Who Should Talk with Kids About Sex:  School, Parents, or the Church?

In today’s New York Times, an article appeared describing some school/governmental efforts to train middle school students in sex ed, in particular how to have healthy, non-abusive relationships.  Some of the most interesting excerpt from the article are:

Jadn’s classmates from Lowell Scott Middle School nodded. “Middle school has gotten a lot more grown-up than you’d expect,” she added.

Kelly Miller, a former domestic violence prosecutor who runs Start Strong Idaho, the sponsor of the competition, agreed. “Most young people have a sense of what’s abusive,” she said, “but they don’t know what a healthy relationship means.”

While I haven’t seen the curriculum, I applaud educational efforts like these in schools intended to help teenagers have more healthy dating relationships, as well as in churches.   Yet let me add a third source of education:  the home.

In the article, Miller (quoted above) goes on to encourage:  “Parents themselves underestimate their power to reach young teens.”

In our family, our personal goal has been that our kids hear about sexuality first from us - and then the school’s sex ed and the church is a secondary source of information.  That won’t always be possible, but that’s our goal.

Other data indicates that religious families are less likely to talk about sex than non-religious families.   I find that ironic, sad, and a little bit wrong.  We as followers of God should be the first to talk about sex because we know God created sex and it’s beautiful in the right context.  Here’s what I’ve learned from parents who do a good job talking to their kids about sex at various times:

1.  Specific, planned discussions.  There’s definitely a time and a place for specific, planned discussions about sex.  With our fifth grade son, we’re reading a book together, underlining sections that we want to talk about together.  When we’re done, he’ll have the book to keep.

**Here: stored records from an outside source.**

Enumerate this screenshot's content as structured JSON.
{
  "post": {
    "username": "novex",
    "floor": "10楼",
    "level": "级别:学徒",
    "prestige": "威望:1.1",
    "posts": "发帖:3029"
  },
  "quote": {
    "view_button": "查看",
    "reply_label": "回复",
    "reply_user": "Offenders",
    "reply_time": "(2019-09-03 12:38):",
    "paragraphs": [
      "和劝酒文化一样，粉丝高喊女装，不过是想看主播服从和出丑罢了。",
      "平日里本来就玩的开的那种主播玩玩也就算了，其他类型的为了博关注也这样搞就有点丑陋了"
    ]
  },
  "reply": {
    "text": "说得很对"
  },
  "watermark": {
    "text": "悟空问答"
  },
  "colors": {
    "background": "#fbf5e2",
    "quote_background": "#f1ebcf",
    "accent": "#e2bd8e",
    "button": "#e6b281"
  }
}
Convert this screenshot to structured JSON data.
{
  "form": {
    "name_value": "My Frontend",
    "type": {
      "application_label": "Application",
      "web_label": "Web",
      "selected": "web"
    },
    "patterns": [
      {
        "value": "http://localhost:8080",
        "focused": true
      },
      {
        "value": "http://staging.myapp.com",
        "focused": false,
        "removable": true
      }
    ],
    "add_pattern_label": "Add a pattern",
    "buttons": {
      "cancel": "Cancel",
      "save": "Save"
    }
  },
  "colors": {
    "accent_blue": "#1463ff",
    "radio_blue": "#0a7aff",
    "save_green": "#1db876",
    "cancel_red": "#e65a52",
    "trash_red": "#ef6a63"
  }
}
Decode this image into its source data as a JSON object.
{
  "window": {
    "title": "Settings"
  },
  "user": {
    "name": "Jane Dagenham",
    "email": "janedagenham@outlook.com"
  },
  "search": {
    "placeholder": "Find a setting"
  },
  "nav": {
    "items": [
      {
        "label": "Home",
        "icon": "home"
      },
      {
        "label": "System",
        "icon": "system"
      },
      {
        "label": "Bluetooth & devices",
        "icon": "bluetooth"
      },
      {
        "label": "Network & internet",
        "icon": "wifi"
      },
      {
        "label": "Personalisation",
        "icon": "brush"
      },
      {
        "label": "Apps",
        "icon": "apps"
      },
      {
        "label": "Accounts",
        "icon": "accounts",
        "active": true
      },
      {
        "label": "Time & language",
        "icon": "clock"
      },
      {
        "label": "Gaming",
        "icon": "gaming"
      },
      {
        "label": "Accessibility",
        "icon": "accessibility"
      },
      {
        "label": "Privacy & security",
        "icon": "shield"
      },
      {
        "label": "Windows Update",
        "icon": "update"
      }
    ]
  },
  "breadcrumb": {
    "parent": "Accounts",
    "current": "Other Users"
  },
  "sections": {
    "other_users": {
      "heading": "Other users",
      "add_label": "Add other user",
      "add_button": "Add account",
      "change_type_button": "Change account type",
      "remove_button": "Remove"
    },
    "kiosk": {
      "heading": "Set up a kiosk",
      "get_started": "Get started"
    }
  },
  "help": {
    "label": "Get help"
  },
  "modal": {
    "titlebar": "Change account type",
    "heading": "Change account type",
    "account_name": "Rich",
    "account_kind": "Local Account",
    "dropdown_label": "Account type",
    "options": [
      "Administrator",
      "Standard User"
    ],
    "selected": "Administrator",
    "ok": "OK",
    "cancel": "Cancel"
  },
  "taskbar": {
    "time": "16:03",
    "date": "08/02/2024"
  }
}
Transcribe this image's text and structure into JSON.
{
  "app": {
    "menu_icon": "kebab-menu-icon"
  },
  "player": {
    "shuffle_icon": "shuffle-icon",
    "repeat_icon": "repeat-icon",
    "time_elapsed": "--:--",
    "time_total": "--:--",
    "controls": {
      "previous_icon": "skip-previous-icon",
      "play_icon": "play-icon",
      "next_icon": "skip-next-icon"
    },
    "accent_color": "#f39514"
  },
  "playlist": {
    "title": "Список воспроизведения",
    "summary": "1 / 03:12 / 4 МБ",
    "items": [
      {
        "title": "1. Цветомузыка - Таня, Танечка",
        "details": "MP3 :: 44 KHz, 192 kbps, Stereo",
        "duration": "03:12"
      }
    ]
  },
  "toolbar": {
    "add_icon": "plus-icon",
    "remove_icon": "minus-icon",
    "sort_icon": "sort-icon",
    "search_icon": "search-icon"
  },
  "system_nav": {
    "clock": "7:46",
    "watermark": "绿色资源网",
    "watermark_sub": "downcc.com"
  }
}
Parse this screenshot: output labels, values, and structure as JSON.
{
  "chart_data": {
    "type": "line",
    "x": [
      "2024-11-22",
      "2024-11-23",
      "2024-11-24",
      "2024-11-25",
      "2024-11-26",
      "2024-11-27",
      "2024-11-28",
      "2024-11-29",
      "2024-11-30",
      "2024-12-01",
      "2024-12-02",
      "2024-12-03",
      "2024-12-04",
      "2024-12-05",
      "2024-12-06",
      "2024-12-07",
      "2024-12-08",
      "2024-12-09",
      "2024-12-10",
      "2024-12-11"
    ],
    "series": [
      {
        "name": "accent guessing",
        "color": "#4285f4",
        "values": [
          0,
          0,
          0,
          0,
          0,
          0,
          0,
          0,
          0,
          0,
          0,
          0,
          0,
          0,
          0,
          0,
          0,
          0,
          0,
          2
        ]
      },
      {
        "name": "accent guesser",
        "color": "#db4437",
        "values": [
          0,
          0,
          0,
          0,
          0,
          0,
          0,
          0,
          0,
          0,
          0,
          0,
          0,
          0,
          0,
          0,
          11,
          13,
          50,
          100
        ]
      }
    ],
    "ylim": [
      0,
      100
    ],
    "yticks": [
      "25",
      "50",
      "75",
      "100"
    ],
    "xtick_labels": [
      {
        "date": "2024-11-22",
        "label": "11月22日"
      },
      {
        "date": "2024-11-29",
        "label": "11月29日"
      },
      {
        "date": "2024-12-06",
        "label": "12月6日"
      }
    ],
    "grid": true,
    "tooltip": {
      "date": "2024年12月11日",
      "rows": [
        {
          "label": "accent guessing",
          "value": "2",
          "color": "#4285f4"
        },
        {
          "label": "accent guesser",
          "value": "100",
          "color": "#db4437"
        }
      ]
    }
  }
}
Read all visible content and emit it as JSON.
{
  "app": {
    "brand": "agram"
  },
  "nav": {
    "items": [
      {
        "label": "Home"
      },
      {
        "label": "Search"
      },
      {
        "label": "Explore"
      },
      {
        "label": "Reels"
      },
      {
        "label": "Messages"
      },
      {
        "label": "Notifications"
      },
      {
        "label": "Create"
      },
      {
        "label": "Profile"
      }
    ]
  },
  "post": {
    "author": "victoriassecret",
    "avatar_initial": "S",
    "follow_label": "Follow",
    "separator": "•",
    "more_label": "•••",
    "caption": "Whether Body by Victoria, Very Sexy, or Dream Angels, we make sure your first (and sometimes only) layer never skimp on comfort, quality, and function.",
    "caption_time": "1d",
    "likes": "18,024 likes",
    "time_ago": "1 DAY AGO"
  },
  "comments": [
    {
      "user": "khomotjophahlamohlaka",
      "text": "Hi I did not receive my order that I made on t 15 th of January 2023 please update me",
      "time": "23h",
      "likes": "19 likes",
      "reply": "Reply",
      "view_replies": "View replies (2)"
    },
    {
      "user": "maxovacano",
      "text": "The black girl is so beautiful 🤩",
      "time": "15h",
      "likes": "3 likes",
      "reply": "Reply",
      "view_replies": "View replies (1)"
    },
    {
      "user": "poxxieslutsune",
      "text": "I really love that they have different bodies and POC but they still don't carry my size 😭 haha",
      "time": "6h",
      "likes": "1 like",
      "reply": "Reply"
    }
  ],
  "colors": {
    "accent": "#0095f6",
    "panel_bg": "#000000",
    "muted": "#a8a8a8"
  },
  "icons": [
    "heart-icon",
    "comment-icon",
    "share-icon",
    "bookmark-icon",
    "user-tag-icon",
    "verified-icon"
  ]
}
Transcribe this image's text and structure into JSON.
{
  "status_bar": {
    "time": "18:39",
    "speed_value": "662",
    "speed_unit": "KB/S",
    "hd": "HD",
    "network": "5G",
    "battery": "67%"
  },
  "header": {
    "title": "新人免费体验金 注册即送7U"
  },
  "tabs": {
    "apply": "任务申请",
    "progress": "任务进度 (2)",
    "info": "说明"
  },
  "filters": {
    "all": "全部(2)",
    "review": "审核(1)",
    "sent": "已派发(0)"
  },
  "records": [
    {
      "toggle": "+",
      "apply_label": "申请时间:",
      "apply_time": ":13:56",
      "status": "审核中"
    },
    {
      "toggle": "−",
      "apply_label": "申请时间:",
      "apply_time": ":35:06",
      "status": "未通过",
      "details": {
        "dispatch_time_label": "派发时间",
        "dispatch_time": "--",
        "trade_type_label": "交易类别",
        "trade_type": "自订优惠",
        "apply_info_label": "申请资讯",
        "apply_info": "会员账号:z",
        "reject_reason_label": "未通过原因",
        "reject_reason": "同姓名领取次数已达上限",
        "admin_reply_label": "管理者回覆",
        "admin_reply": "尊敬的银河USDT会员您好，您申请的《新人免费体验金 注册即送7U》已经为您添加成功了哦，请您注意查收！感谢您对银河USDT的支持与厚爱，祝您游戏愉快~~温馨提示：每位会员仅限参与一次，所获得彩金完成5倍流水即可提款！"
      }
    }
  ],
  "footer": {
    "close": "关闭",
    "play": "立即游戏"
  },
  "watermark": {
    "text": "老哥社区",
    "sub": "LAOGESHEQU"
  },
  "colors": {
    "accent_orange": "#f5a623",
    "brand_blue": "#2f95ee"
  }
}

2.  Unplanned discussions.  These discussions are even better.  It’s when song lyrics in your car radio bring up the topic, when your kid asks a question, or when you can tell they’re struggling with something and you ask a question.

In some ways, these unplanned discussions are even more challenging because we have to be attentive to opportunities that arise.  I know one dad of teenagers and college students who’s made it his policy not to talk on his cell phone in the car when his kids are with him.  Why?  Not only because it’s safer but because he wants to be available to talk with his kids.

What do you do to try to talk with your kids about sex - and other significant topics?